Effect of UM171 on the in vitro expansion of hematopoietic stem cells from patients with telomeropathies

Abstract

Telomeres are repetitive sequences of hexanucleotides located at the ends of linear chromosomes that, when critically short, can trigger chromosomal instability, senescence, or apoptosis. Pathogenic variants in genes involved in telomere biology can lead to excessive telomere shortening and diseases most frequently affecting the bone marrow, but also the skin, lungs, liver and predisposing to cancer, collectively called telomeropathies. The most effective treatment for marrow failure in patients with telomeropathies is allogeneic bone marrow transplantation, but this is restricted by the limited availability of compatible donors, comorbidities, and conditioning complications. The UM171 molecule is capable of ex vivo expanding umbilical cord hematopoietic stem cells (CTHs) in the laboratory and has already been used safely in transplants of human patients. We have recently obtained promising results from the preclinical use of UM171 in the expansion of CTHs from the bone marrow of patients with immune aplastic anemia. In these acquired cases of immune mechanism, UM171 promoted the effective expansion of hematopoietic progenitors without inducing observable chromosomal, genetic, or telomeric erosion changes. In the present project, we plan to evaluate whether UM171 can efficiently and safely expand CTHs from patients with telomeropathies in vitro.
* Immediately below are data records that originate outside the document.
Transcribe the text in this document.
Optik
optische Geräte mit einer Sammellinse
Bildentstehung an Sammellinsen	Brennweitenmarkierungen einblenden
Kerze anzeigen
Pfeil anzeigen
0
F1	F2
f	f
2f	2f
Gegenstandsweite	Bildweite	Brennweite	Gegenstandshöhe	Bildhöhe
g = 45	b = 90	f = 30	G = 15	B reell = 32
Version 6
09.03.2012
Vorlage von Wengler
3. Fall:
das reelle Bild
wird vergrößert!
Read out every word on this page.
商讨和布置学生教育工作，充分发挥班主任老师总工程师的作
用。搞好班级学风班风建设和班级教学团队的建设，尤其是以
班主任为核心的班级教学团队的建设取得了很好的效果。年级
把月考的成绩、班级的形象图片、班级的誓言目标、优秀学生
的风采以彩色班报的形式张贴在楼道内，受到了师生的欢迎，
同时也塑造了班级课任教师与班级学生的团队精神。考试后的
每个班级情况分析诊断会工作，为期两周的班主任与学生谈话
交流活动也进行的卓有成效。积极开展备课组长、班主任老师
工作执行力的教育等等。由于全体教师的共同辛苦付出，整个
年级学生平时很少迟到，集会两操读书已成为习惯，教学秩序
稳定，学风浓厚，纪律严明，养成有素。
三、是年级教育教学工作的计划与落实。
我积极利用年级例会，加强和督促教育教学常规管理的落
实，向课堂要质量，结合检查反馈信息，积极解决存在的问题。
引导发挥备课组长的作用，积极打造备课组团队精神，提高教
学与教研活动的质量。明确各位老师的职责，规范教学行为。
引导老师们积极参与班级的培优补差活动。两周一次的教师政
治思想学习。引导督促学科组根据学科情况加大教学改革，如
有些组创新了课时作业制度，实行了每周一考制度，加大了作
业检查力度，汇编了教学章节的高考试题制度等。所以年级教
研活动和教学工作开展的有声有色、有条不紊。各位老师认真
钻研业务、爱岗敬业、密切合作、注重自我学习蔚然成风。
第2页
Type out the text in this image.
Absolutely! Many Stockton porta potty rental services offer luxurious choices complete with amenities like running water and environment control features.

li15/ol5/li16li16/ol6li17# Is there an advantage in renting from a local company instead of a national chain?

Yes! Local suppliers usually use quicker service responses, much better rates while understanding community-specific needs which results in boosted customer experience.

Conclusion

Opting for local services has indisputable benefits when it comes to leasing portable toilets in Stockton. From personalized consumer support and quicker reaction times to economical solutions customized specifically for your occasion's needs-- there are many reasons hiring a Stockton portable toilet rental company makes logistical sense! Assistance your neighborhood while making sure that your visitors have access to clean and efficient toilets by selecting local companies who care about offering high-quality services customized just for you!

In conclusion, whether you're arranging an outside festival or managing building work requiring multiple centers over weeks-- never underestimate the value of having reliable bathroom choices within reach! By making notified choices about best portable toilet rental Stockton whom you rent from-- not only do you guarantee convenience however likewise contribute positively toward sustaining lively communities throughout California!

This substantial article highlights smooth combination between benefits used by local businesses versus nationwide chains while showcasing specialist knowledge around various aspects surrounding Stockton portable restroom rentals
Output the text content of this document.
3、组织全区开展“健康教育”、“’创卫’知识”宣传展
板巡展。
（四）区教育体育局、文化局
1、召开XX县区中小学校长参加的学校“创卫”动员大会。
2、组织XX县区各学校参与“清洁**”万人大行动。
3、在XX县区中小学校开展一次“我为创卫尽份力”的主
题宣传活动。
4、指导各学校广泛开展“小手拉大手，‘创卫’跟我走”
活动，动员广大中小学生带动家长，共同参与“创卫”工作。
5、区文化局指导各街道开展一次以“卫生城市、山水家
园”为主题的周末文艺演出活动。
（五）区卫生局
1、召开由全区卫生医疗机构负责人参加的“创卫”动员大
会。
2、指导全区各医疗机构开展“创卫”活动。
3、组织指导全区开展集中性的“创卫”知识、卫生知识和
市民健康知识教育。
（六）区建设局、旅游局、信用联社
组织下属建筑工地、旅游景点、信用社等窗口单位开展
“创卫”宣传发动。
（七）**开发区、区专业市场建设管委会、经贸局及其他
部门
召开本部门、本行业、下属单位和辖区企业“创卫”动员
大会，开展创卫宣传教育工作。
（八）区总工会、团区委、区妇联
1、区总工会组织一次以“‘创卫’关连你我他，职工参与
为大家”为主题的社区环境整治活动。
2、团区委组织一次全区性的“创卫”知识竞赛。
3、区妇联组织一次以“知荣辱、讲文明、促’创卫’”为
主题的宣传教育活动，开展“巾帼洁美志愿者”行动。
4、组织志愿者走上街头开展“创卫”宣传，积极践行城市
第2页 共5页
We propose to establish a platform for the cultivation and expansion of CTHs from patients in the presence of UM171, to verify the phenotypic and functional expansion of CTHs, and to test their safety: chromosomal and genomic stabilities and telomeric dynamics, in addition to grafting these CTHs into a murine xenotransplantation model. The results will allow us to define whether UM171 is also able to safely expand the CTHs of patients with hereditary aplastic anemia due to telomeropathy and to establish the basis for clinical trials for its use in patients without allogeneic transplant donors.